As the clinical burden of NASH has become increasingly clear, so too have challenges to developing effective treatment. There are currently no FDA-approved pharmaceutical therapies for NASH. However, 2020 marks a year of hope and cautious optimism as we begin to see change, despite multiple previous failures, in the therapeutic landscape of NASH. Late 2019 saw the publication of the first interim analysis of an ongoing multi-centre, randomized, placebo-controlled phase III trial evaluating obeticholic acid (OCA), a potent and selective FXR agonist, for the treatment of NASH5. Activation of the FXR can reduce hepatic fibrosis and inflammation5. FXR regulates lipid and glucose metabolism through a complex pathway involving multiple target genes, cytochromes and enzymes. But, ultimately, when activated, it converts cholesterol into bile acids, puts glucose into storage and reduces storage of fat. The REGENERATE study investigators recruited 931 patients with stage F2–F3 fibrosis (311 in placebo group, 312 in the OCA 10 mg group and 308 in the OCA 25 mg group). Fibrosis improvement was achieved in 12%, 18% and 23% of patients in the placebo, OCA 10 mg and OCA 25 mg groups, respectively5. Mild-to-moderate pruritus was observed in 19%, 28% and 51% of patients in the placebo, OCA 10 mg and OCA 25 mg group, respectively, with a similar incidence of serious adverse events across treatment groups. Patients receiving OCA were more likely to require a statin compared with placebo, which tempered the LDL increases. This study is ongoing to assess clinical outcomes.

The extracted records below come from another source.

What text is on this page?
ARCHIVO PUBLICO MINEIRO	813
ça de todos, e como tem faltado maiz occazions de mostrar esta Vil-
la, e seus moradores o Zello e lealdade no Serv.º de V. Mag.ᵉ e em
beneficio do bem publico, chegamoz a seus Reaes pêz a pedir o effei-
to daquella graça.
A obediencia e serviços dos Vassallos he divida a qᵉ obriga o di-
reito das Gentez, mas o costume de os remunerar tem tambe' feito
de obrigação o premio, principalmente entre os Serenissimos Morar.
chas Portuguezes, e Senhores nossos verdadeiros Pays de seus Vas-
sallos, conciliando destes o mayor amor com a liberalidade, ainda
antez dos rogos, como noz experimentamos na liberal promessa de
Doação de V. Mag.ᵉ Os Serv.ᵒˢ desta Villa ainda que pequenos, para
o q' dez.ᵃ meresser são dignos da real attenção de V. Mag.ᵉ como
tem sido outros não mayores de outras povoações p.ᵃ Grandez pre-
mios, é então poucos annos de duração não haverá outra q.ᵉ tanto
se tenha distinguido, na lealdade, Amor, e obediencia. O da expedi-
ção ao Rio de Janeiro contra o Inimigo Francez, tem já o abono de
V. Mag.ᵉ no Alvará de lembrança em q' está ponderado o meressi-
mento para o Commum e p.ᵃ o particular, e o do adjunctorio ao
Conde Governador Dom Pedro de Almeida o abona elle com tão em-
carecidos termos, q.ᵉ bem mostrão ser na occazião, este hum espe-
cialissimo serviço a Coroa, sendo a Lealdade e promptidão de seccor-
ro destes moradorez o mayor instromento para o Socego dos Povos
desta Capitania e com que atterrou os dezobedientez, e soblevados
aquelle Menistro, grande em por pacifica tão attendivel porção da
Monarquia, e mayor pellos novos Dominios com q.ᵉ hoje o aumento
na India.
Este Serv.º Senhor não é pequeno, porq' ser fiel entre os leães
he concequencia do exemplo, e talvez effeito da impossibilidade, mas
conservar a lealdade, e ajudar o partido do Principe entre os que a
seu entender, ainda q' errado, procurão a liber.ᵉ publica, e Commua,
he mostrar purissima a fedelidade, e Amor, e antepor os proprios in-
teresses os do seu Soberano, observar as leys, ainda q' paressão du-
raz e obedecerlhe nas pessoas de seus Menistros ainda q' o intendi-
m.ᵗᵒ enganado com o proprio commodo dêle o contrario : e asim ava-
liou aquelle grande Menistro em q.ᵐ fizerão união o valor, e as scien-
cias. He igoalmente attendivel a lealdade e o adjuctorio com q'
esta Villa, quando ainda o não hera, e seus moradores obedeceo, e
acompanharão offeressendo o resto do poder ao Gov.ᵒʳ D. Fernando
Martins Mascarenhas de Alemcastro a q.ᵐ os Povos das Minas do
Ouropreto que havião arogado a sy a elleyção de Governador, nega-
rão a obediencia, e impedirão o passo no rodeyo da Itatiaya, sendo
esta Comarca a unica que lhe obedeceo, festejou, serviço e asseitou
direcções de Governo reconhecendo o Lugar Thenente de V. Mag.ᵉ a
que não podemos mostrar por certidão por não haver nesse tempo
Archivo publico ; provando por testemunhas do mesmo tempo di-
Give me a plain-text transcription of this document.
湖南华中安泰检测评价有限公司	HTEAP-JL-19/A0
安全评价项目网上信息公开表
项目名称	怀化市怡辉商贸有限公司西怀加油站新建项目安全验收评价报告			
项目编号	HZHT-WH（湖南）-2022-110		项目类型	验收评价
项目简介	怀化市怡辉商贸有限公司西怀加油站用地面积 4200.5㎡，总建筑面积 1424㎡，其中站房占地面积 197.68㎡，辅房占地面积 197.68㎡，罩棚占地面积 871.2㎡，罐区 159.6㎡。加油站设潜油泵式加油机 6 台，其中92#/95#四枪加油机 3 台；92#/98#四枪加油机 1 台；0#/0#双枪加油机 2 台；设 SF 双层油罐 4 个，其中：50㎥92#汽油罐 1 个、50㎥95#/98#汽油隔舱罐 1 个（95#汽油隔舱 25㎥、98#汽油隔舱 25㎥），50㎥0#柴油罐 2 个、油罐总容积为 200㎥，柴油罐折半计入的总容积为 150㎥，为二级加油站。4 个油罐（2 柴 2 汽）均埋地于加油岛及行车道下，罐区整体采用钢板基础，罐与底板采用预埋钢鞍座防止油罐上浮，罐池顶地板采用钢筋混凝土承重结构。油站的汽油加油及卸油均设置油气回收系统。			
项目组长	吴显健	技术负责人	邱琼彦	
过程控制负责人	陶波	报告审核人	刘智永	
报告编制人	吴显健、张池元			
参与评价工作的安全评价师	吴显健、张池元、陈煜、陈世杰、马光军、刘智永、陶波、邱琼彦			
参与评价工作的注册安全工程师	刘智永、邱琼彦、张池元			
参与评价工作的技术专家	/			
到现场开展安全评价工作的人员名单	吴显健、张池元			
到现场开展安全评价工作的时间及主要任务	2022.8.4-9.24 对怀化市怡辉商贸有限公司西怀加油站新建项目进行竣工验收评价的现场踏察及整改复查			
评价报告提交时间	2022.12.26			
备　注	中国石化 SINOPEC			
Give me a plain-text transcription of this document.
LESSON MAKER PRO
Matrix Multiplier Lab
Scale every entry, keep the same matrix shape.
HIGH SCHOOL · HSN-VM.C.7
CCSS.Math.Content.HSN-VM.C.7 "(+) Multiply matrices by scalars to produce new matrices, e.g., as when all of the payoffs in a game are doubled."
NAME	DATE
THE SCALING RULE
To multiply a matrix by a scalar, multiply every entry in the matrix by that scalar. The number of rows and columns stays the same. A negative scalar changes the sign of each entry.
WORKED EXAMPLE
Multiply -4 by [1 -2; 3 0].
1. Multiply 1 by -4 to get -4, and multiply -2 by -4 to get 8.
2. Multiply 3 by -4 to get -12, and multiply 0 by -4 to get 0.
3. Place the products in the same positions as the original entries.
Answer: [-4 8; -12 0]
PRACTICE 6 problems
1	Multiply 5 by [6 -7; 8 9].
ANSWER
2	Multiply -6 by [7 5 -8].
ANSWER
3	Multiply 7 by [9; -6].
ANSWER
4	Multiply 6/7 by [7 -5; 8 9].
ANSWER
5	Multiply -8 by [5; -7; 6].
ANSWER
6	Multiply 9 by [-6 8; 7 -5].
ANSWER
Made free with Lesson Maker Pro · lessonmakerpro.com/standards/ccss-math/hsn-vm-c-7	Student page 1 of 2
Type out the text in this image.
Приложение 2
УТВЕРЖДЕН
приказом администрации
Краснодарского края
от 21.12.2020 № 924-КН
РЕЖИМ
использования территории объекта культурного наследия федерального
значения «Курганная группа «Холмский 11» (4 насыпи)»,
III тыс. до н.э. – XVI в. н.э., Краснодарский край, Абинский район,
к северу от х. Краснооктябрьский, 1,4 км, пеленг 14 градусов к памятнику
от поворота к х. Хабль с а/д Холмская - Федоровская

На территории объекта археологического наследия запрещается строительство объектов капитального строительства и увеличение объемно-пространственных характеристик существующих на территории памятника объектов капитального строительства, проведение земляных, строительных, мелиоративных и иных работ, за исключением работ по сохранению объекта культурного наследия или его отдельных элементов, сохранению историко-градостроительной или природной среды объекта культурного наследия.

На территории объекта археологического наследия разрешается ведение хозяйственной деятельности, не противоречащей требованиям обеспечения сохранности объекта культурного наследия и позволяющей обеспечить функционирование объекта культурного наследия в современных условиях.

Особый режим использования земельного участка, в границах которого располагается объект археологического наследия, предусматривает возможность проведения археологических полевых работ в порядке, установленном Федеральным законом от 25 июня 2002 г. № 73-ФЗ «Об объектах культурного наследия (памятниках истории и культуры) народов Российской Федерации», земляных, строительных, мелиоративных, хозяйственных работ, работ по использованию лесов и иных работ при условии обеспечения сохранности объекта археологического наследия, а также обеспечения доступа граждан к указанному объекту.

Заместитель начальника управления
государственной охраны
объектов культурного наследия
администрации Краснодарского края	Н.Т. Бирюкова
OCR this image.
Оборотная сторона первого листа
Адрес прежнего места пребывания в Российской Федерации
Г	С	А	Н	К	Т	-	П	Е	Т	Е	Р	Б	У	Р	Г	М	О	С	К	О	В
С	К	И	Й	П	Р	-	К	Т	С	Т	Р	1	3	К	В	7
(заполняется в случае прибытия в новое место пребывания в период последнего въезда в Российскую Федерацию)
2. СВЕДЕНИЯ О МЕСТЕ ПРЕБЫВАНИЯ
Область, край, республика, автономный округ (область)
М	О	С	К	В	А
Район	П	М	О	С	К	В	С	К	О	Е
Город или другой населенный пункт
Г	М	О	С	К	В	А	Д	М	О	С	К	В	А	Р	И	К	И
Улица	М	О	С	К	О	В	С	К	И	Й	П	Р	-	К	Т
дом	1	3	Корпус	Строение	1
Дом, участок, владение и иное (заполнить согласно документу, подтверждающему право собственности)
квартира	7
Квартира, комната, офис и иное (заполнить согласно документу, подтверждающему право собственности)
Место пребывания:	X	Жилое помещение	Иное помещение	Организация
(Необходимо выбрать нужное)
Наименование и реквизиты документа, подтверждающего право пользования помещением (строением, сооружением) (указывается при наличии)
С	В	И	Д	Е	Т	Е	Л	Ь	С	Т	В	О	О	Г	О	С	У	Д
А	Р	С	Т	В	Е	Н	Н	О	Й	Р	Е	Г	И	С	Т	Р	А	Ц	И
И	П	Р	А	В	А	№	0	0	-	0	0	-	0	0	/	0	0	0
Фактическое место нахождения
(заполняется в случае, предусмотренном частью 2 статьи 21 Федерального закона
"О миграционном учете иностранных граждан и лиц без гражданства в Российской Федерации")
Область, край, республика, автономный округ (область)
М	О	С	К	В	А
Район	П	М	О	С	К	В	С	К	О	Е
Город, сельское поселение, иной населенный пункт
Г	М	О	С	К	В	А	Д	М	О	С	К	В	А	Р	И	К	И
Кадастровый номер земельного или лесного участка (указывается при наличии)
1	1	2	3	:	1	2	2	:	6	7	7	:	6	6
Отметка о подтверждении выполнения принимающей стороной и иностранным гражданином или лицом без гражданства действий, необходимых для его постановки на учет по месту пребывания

Although the ultimate approval of OCA for NASH has been delayed by the COVID-19 pandemic and the FDA’s request for additional post-interim safety and efficacy data, drug development pioneers of the NASH therapeutic landscape have unequivocally advanced the field. Stabilization and reversal of fibrosis, the primary predictor of liver-related and all-cause mortality, is paramount to improving clinical outcomes. Meeting this end point has proven to be a difficult task, with multiple agents failing to attain this elusive goal9; however, OCA, a first-in-class FXR agonist, is paving the way to finishing a race that started nearly 40 years ago, with the first reporting of NASH as a disease entity10.

These three studies each contribute to a complex field, whether it is with novel tools to facilitate clinical research and to better define disease mechanisms and efficacy end points or whether it is to bring us one step closer to new therapeutics. We must now utilize, further validate and build upon these findings and the lessons learned as we continue to aim to improve outcomes for patients with NAFLD/NASH.